Deep Under The Sky doesn't rest on its laurels, however, and quickly introduces new gameplay elements as your jellyfish travels through the Venusian atmosphere. Effectively you'll be given extra commands to input between launch and explosion -- always just requiring another button tap -- such as activating a speed boost in a particular direction, holding down the button to curl into a ball that rolls around the scenery, or even carefully timing a grappling hook tendril that lets you travel around corners.

Deep Under The Sky Review | Grooving On Alien Jellyfish

It's incredibly easy to digest and understand, but smart level design (often featuring tight passageways through which to guide your seed pod, bounce pads and timed hazards) ensures that you'll need a degree of skill and timing to complete stages and secure the hidden stars. A stress-free lack of lives and chilled-out ambient grooves ensures that you can play the game at your own pace, and zone into the whole synesthesic vibe, though some of the longer runs and reliance on trial and error makes me wish that we could hold another button to compress time as opposed to watching the same lengthy launches several times over.

That's all there is to it. Indeed, there's not much more to say. As much an ambient chillout session as a score attack videogame, Deep Under The Sky succeeds in being a seriously enjoyable breath of fresh air amidst the pre-Destiny lull.

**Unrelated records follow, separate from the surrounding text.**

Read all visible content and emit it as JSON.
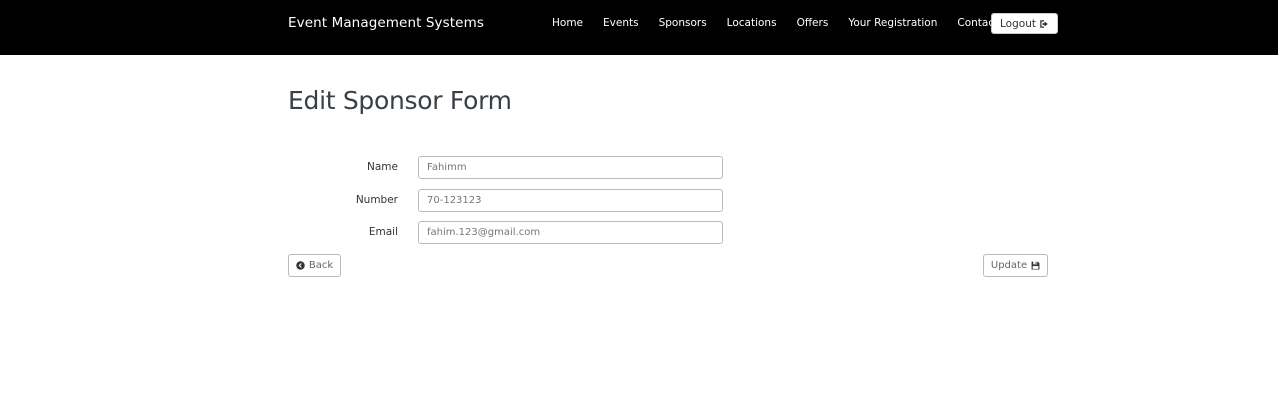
{
  "navbar": {
    "brand": "Event Management Systems",
    "links": [
      "Home",
      "Events",
      "Sponsors",
      "Locations",
      "Offers",
      "Your Registration",
      "Contact Us"
    ],
    "logout_label": "Logout",
    "logout_icon": "sign-out-icon"
  },
  "page": {
    "title": "Edit Sponsor Form"
  },
  "form": {
    "fields": [
      {
        "label": "Name",
        "value": "Fahimm"
      },
      {
        "label": "Number",
        "value": "70-123123"
      },
      {
        "label": "Email",
        "value": "fahim.123@gmail.com"
      }
    ],
    "back_label": "Back",
    "back_icon": "circle-arrow-left-icon",
    "update_label": "Update",
    "update_icon": "floppy-disk-icon"
  }
}
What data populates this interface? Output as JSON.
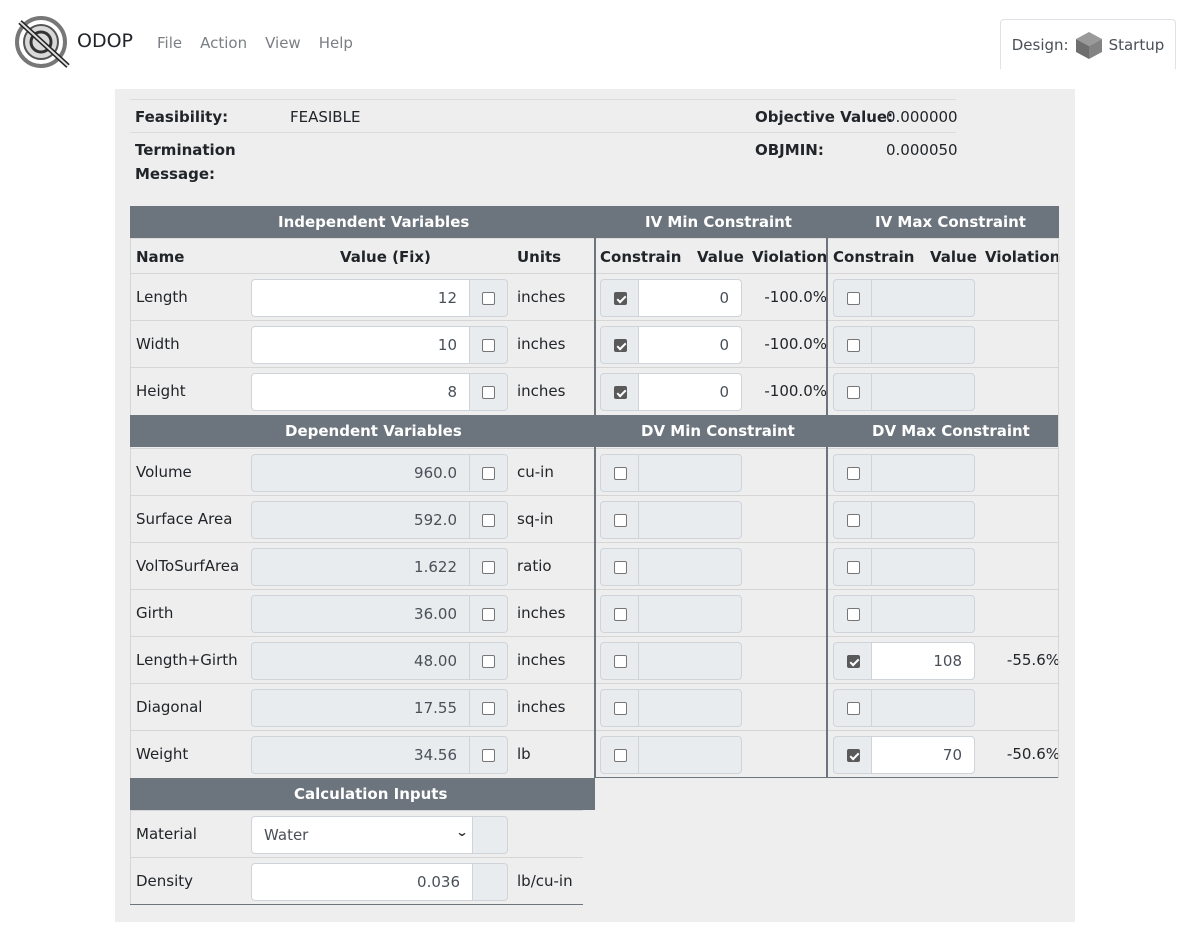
{
  "app": {
    "brand": "ODOP",
    "menu": [
      "File",
      "Action",
      "View",
      "Help"
    ],
    "design_label": "Design:",
    "design_name": "Startup"
  },
  "status": {
    "feasibility_label": "Feasibility:",
    "feasibility_value": "FEASIBLE",
    "termination_label_1": "Termination",
    "termination_label_2": "Message:",
    "termination_value": "",
    "objective_label": "Objective Value:",
    "objective_value": "0.000000",
    "objmin_label": "OBJMIN:",
    "objmin_value": "0.000050"
  },
  "headers": {
    "iv": "Independent Variables",
    "iv_min": "IV Min Constraint",
    "iv_max": "IV Max Constraint",
    "dv": "Dependent Variables",
    "dv_min": "DV Min Constraint",
    "dv_max": "DV Max Constraint",
    "calc": "Calculation Inputs"
  },
  "columns": {
    "name": "Name",
    "value_fix": "Value (Fix)",
    "units": "Units",
    "constrain": "Constrain",
    "value": "Value",
    "violation": "Violation"
  },
  "independent": [
    {
      "name": "Length",
      "value": "12",
      "fix": false,
      "units": "inches",
      "min": {
        "on": true,
        "value": "0",
        "violation": "-100.0%"
      },
      "max": {
        "on": false,
        "value": "",
        "violation": ""
      }
    },
    {
      "name": "Width",
      "value": "10",
      "fix": false,
      "units": "inches",
      "min": {
        "on": true,
        "value": "0",
        "violation": "-100.0%"
      },
      "max": {
        "on": false,
        "value": "",
        "violation": ""
      }
    },
    {
      "name": "Height",
      "value": "8",
      "fix": false,
      "units": "inches",
      "min": {
        "on": true,
        "value": "0",
        "violation": "-100.0%"
      },
      "max": {
        "on": false,
        "value": "",
        "violation": ""
      }
    }
  ],
  "dependent": [
    {
      "name": "Volume",
      "value": "960.0",
      "fix": false,
      "units": "cu-in",
      "min": {
        "on": false,
        "value": "",
        "violation": ""
      },
      "max": {
        "on": false,
        "value": "",
        "violation": ""
      }
    },
    {
      "name": "Surface Area",
      "value": "592.0",
      "fix": false,
      "units": "sq-in",
      "min": {
        "on": false,
        "value": "",
        "violation": ""
      },
      "max": {
        "on": false,
        "value": "",
        "violation": ""
      }
    },
    {
      "name": "VolToSurfArea",
      "value": "1.622",
      "fix": false,
      "units": "ratio",
      "min": {
        "on": false,
        "value": "",
        "violation": ""
      },
      "max": {
        "on": false,
        "value": "",
        "violation": ""
      }
    },
    {
      "name": "Girth",
      "value": "36.00",
      "fix": false,
      "units": "inches",
      "min": {
        "on": false,
        "value": "",
        "violation": ""
      },
      "max": {
        "on": false,
        "value": "",
        "violation": ""
      }
    },
    {
      "name": "Length+Girth",
      "value": "48.00",
      "fix": false,
      "units": "inches",
      "min": {
        "on": false,
        "value": "",
        "violation": ""
      },
      "max": {
        "on": true,
        "value": "108",
        "violation": "-55.6%"
      }
    },
    {
      "name": "Diagonal",
      "value": "17.55",
      "fix": false,
      "units": "inches",
      "min": {
        "on": false,
        "value": "",
        "violation": ""
      },
      "max": {
        "on": false,
        "value": "",
        "violation": ""
      }
    },
    {
      "name": "Weight",
      "value": "34.56",
      "fix": false,
      "units": "lb",
      "min": {
        "on": false,
        "value": "",
        "violation": ""
      },
      "max": {
        "on": true,
        "value": "70",
        "violation": "-50.6%"
      }
    }
  ],
  "calc_inputs": [
    {
      "name": "Material",
      "type": "select",
      "value": "Water",
      "units": ""
    },
    {
      "name": "Density",
      "type": "text",
      "value": "0.036",
      "units": "lb/cu-in"
    }
  ]
}
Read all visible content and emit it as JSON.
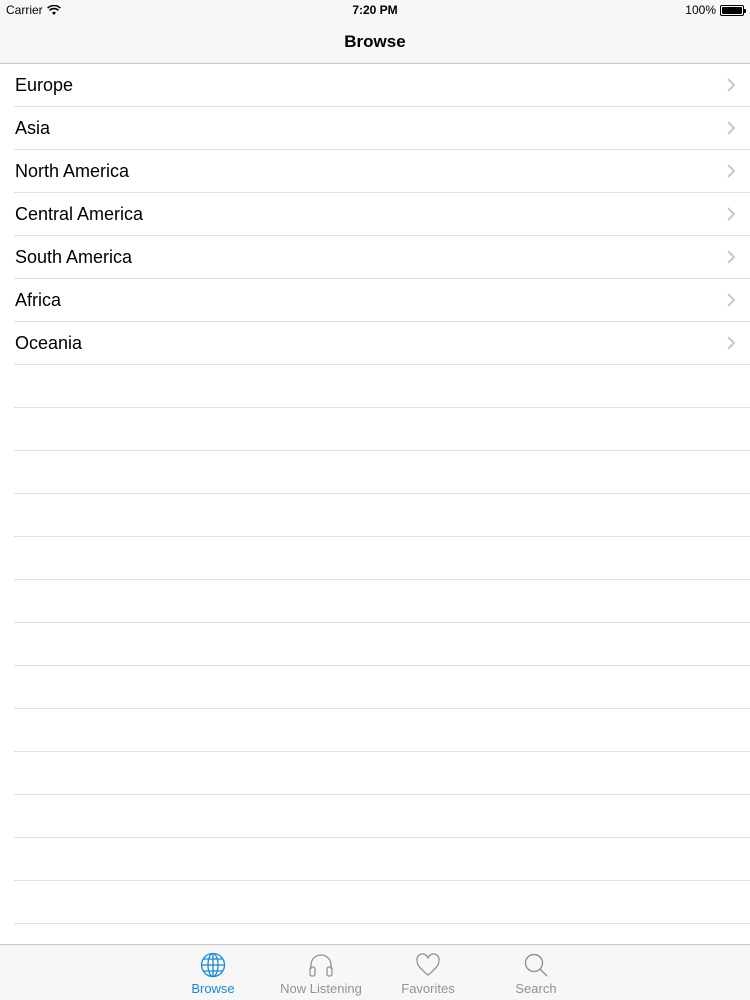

Deep Under The Sky Review | Grooving On Alien Jellyfish

Deep Under The Sky isn't perfect, mind. The admittedly eyecatching and pixel-crisp backgrounds do lack visual variation within each world, while I have to pick a fight with the scoring system. The lack of scoreboards and unlockables (beyond a 'hardcore mode' which probably should have been available from the get-go for more ambitious players) makes collecting 'Stars' feel contrived and pointless; there simply because it's a videogame and videogames have to have stars.

I'd rather have unlocked new and interesting pseudoscientific tidbits about the Jellyfish and the surroundings, tying into the exciting premise, rather than being pulled out of the experience by this overtly 'gamey' contrivance.

Deep Under The Sky Review | Grooving On Alien Jellyfish

I also have to point out that the Steam version costs £6.99... whereas the iOS and Android versions weigh in at less than a third of the price. Yes, they're different platforms. Yes, indie developers deserve to be paid an appropriate amount for their work, and had I been reviewing this freelance for an indie publication or mobile site, I'd have taken cost out of the equation. Yes, I feel that it's worth £6.99.

But here at Dealspwn.com, value is always at the front of our minds, and I have to suggest that buying Deep Under The Sky on a tablet might be the smarter play.


  • Simple yet engaging one-button gameplay
  • Eyecatching, crisp and beautiful art direction
  • Groovy ambient soundtrack and relaxing zen vibe
  • Intriguing and clever premise


  • Gameplay hinges around trial & error
  • Levels lack visual variety within each world
  • Contrived (if not pointless) Star system
  • Notable price disparity between PC and mobile versions

The Short Version: Deep Under The Sky is the best alien jellyfish procreation simulator you'll play this year, but more importantly, it's a groovy and relaxing Venusian safari from start to finish. Unwind and savour.